En el caos que sigue a una colisión como la que sufrió nuestro planeta al inicio de su existencia, los escombros que no escapan se depositan en un disco alrededor de la joven Tierra, un disco que luego tomaría forma en nuestra Luna.
Si bien el impacto gigante descrito aquí se ha simulado en detalle en el pasado, la mayoría de los modelos aún tenían que incorporar los efectos de los campos magnéticos en el impacto gigante y la posterior evolución del disco protolunar.
En un nuevo estudio publicado en The Astrophysical Journal Letters, los científicos Patrick Mullen y Charles Gammie (Universidad de Illinois en Urbana-Champaign) desarrollan simulaciones de vanguardia que incluyen campos magnéticos iniciales débiles.

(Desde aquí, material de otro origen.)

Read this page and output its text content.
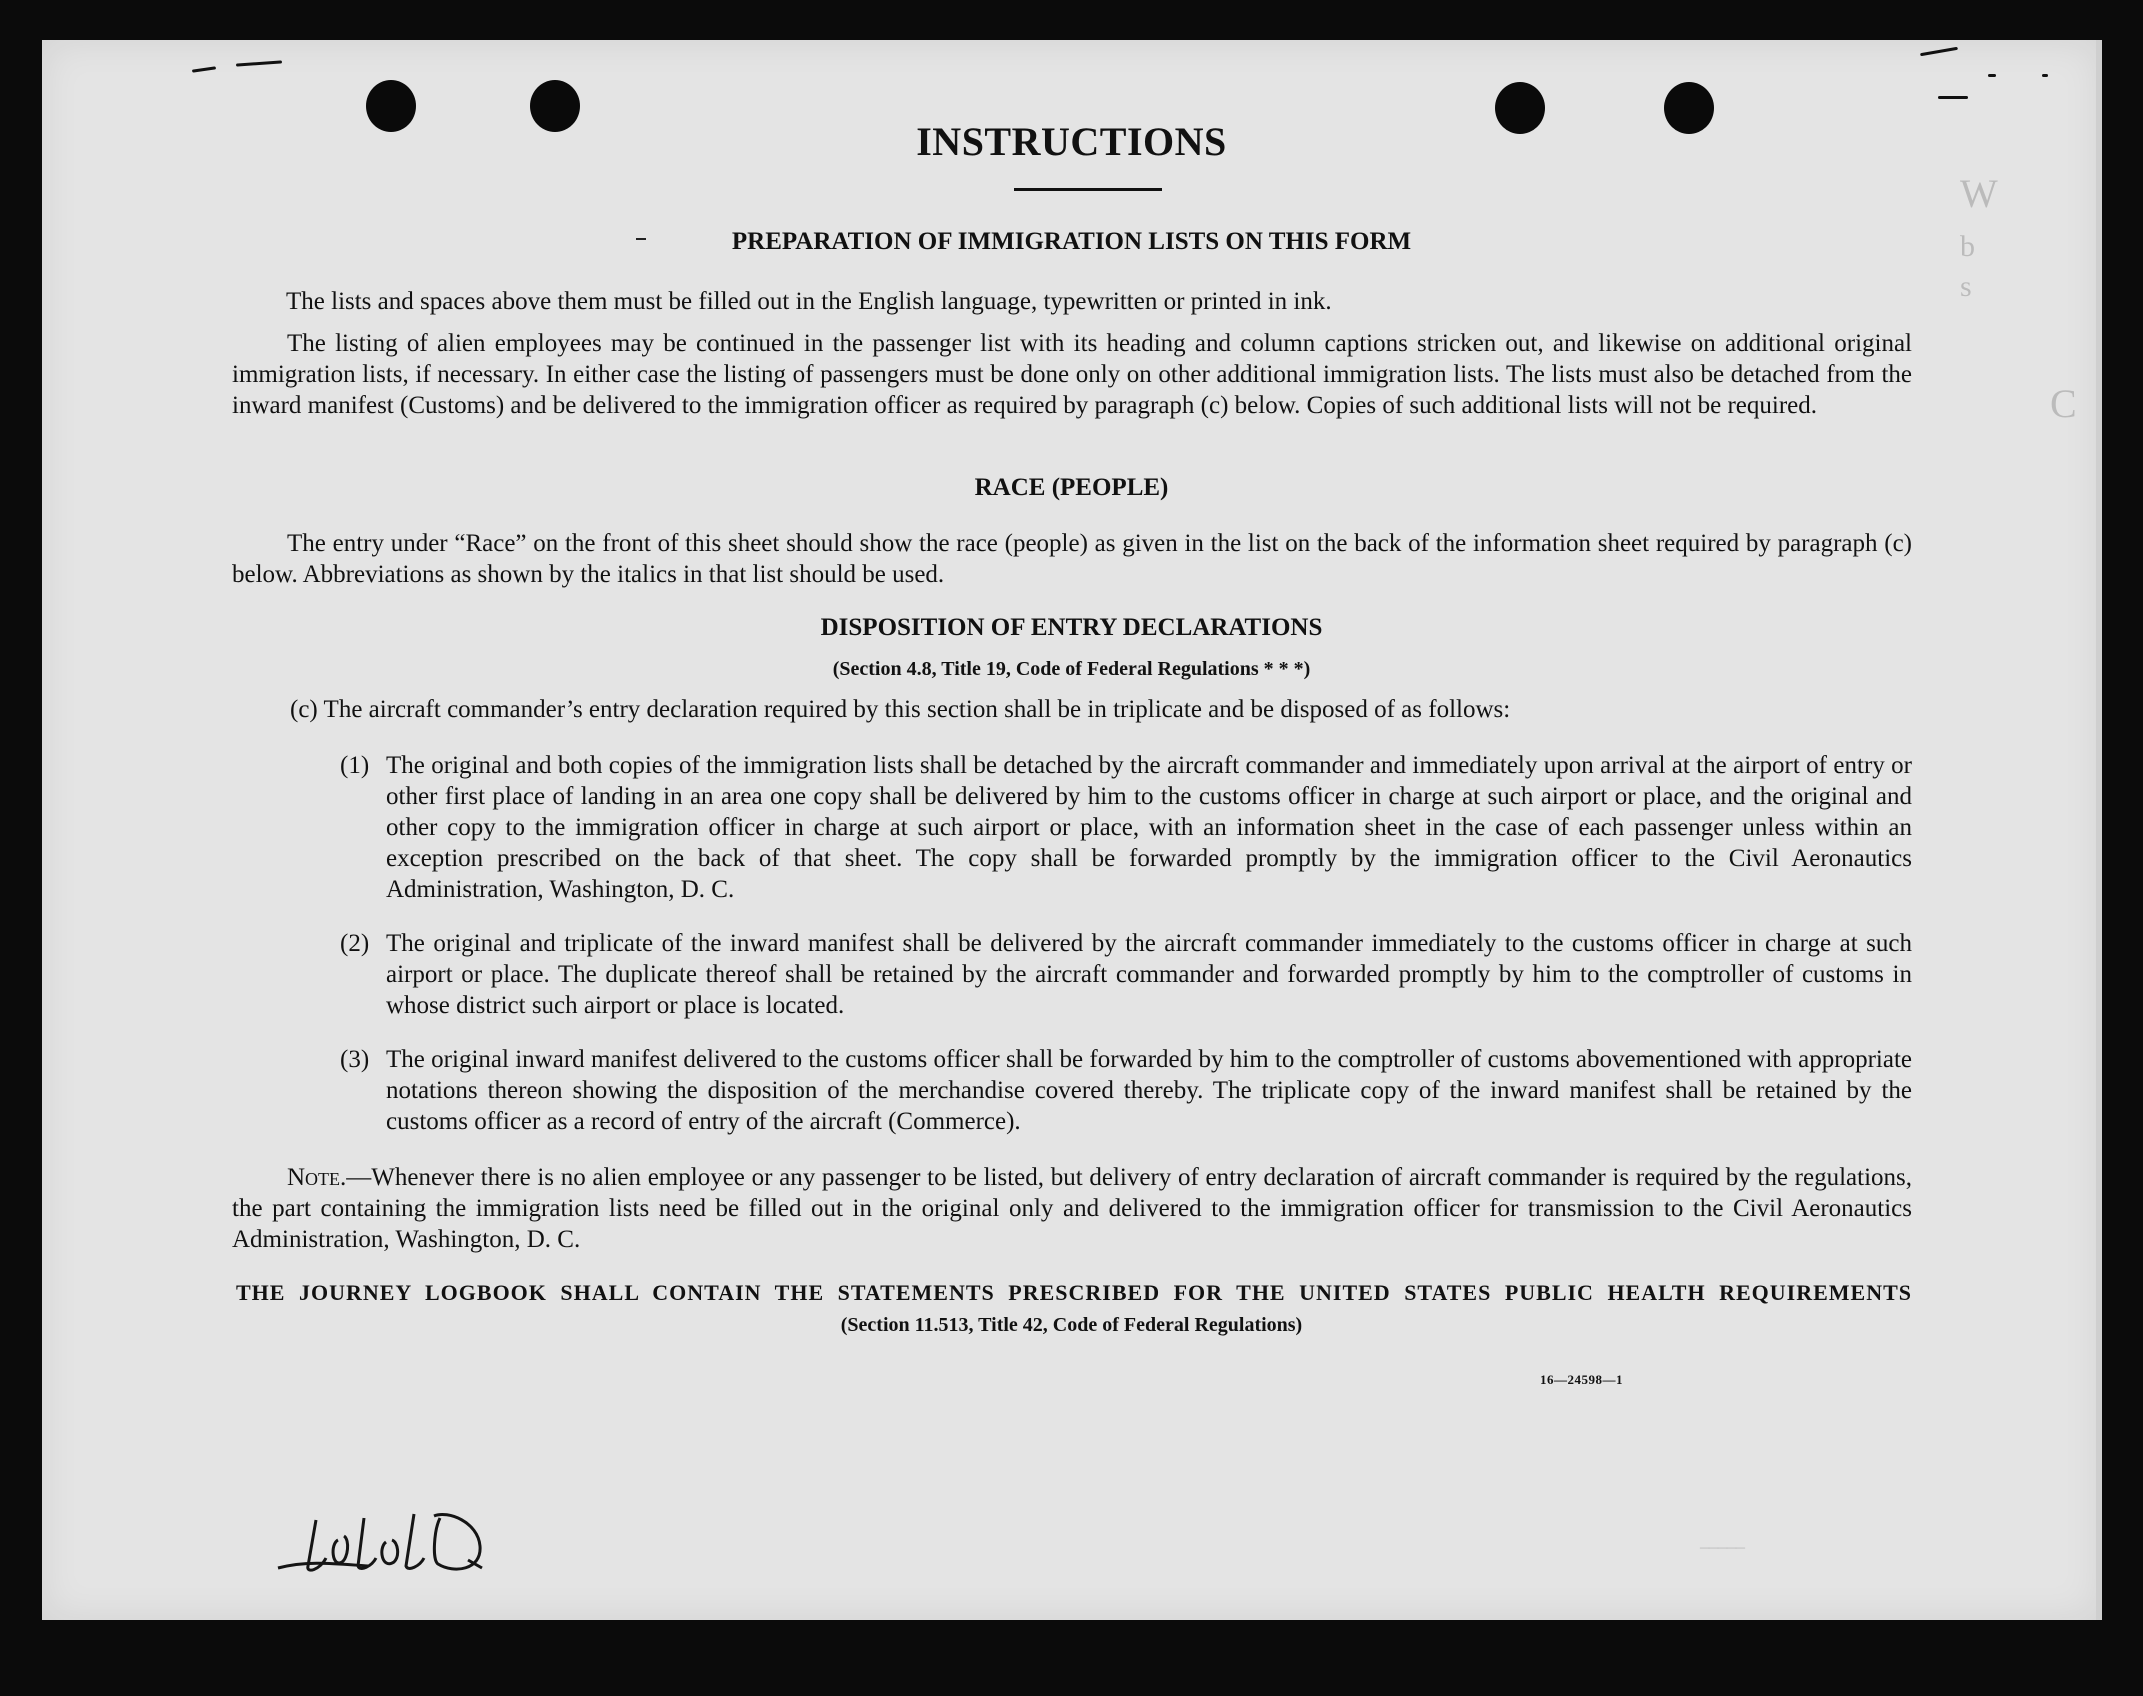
W
b
s
C
_____
INSTRUCTIONS
PREPARATION OF IMMIGRATION LISTS ON THIS FORM
The lists and spaces above them must be filled out in the English language, typewritten or printed in ink.
The listing of alien employees may be continued in the passenger list with its heading and column captions stricken out, and likewise on additional original immigration lists, if necessary. In either case the listing of passengers must be done only on other additional immigration lists. The lists must also be detached from the inward manifest (Customs) and be delivered to the immigration officer as required by paragraph (c) below. Copies of such additional lists will not be required.
RACE (PEOPLE)
The entry under “Race” on the front of this sheet should show the race (people) as given in the list on the back of the information sheet required by paragraph (c) below. Abbreviations as shown by the italics in that list should be used.
DISPOSITION OF ENTRY DECLARATIONS
(Section 4.8, Title 19, Code of Federal Regulations * * *)
(c) The aircraft commander’s entry declaration required by this section shall be in triplicate and be disposed of as follows:
(1) The original and both copies of the immigration lists shall be detached by the aircraft commander and immediately upon arrival at the airport of entry or other first place of landing in an area one copy shall be delivered by him to the customs officer in charge at such airport or place, and the original and other copy to the immigration officer in charge at such airport or place, with an information sheet in the case of each passenger unless within an exception prescribed on the back of that sheet. The copy shall be forwarded promptly by the immigration officer to the Civil Aeronautics Administration, Washington, D. C.
(2) The original and triplicate of the inward manifest shall be delivered by the aircraft commander immediately to the customs officer in charge at such airport or place. The duplicate thereof shall be retained by the aircraft commander and forwarded promptly by him to the comptroller of customs in whose district such airport or place is located.
(3) The original inward manifest delivered to the customs officer shall be forwarded by him to the comptroller of customs abovementioned with appropriate notations thereon showing the disposition of the merchandise covered thereby. The triplicate copy of the inward manifest shall be retained by the customs officer as a record of entry of the aircraft (Commerce).
Note.—Whenever there is no alien employee or any passenger to be listed, but delivery of entry declaration of aircraft commander is required by the regulations, the part containing the immigration lists need be filled out in the original only and delivered to the immigration officer for transmission to the Civil Aeronautics Administration, Washington, D. C.
THE JOURNEY LOGBOOK SHALL CONTAIN THE STATEMENTS PRESCRIBED FOR THE UNITED STATES PUBLIC HEALTH REQUIREMENTS
(Section 11.513, Title 42, Code of Federal Regulations)
16—24598—1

Muestran que la turbulencia generada por la colisión en sí, el cizallamiento en la capa límite entre el campo de escombros posterior al impacto y la proto-Tierra, y la turbulencia en el componente de vapor del disco amplifican el campo a fuerzas dinámicamente significativas, informa la American Astronomical Society.
La turbulencia impulsada magnéticamente promueve el transporte del momento angular en el disco protolunar. El material de escombros se acumula en la proto-Tierra, lo que hace que la formación de la Luna sea menos eficiente, mientras que el disco se ve obligado a extenderse a radios más grandes, enfriándose en su borde exterior. Los campos magnéticos aceleran la evolución del componente de vapor del disco protolunar y aceleran la formación de la Luna.